100 ans de Châteauneuf : 7 questions à Michel Blanc

Michel Blanc - Directeur de la fédération des syndicats de producteurs de Châteauneuf-du-Pape
Michel Blanc - Directeur de la fédération des syndicats de producteurs de Châteauneuf-du-Pape

La Tulipe Rouge - Que fête-t-on précisément ?

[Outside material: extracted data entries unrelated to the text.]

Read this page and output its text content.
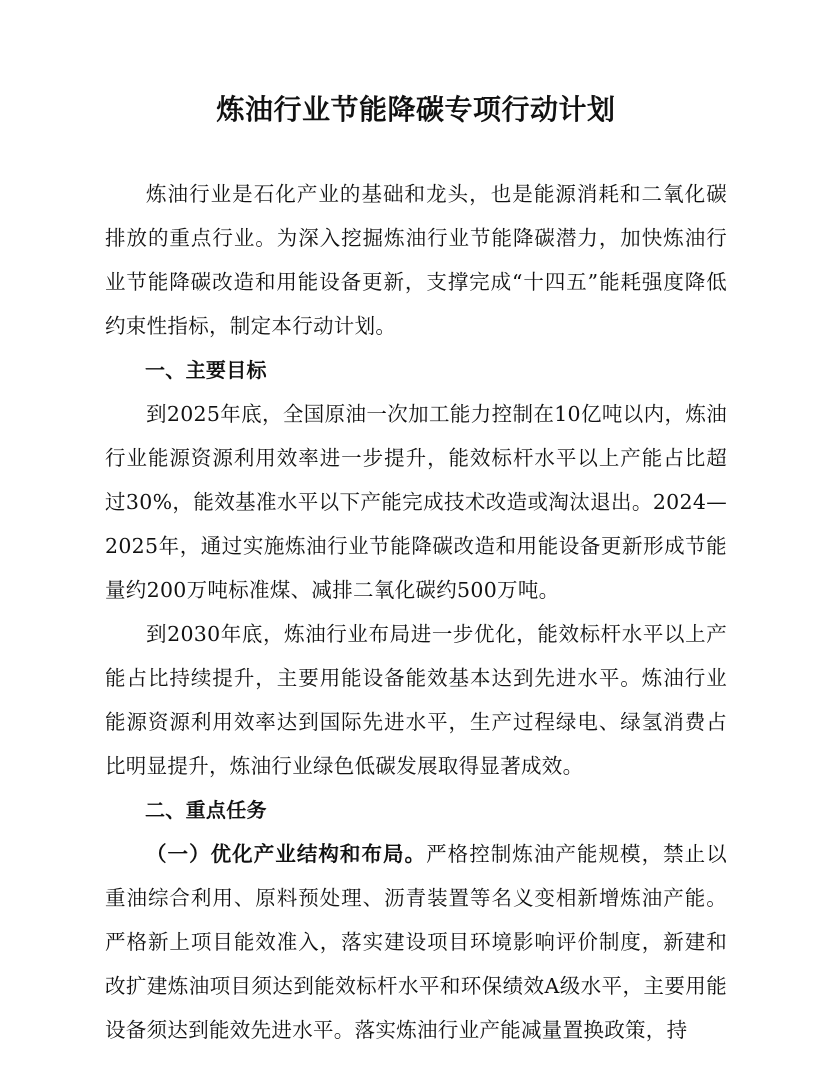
炼油行业节能降碳专项行动计划

炼油行业是石化产业的基础和龙头，也是能源消耗和二氧化碳排放的重点行业。为深入挖掘炼油行业节能降碳潜力，加快炼油行业节能降碳改造和用能设备更新，支撑完成“十四五”能耗强度降低约束性指标，制定本行动计划。

一、主要目标

到2025年底，全国原油一次加工能力控制在10亿吨以内，炼油行业能源资源利用效率进一步提升，能效标杆水平以上产能占比超过30%，能效基准水平以下产能完成技术改造或淘汰退出。2024—2025年，通过实施炼油行业节能降碳改造和用能设备更新形成节能量约200万吨标准煤、减排二氧化碳约500万吨。

到2030年底，炼油行业布局进一步优化，能效标杆水平以上产能占比持续提升，主要用能设备能效基本达到先进水平。炼油行业能源资源利用效率达到国际先进水平，生产过程绿电、绿氢消费占比明显提升，炼油行业绿色低碳发展取得显著成效。

二、重点任务

（一）优化产业结构和布局。严格控制炼油产能规模，禁止以重油综合利用、原料预处理、沥青装置等名义变相新增炼油产能。严格新上项目能效准入，落实建设项目环境影响评价制度，新建和改扩建炼油项目须达到能效标杆水平和环保绩效A级水平，主要用能设备须达到能效先进水平。落实炼油行业产能减量置换政策，持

Michel Blanc - On va fêter un peu en avance, puisque la date réelle c’est le 4 octobre, les 100 ans de la création du syndicat des vignerons, fondé en 1923 par un groupe de vignerons, dont Messieurs Avril et Armenier (dont les descendants sont toujours vignerons dans l’appellation), emmené par le Baron Pierre Leroy de Boiseaumarie qui par mariage était à la tête du château Fortia. Il a été à l’origine des AOC sur la base de la loi de 1919 qui ne satisfaisait pas les vignerons de Châteauneuf-du Pape parce que selon eux, la délimitation judiciaire de l’appellation était une condition nécessaire mais pas suffisante pour protéger le nom. C’est au sein du syndicat qu’est née l’idée moderne d’AOC, c’est-à-dire une délimitation territoriale et des conditions de production. Ça a débouché sur la création de l’INAO et des premières appellations en 1936, dont Châteauneuf-du-Pape.  Au-delà des 100 ans, date symbolique, c’est tout cela que l’on célèbre.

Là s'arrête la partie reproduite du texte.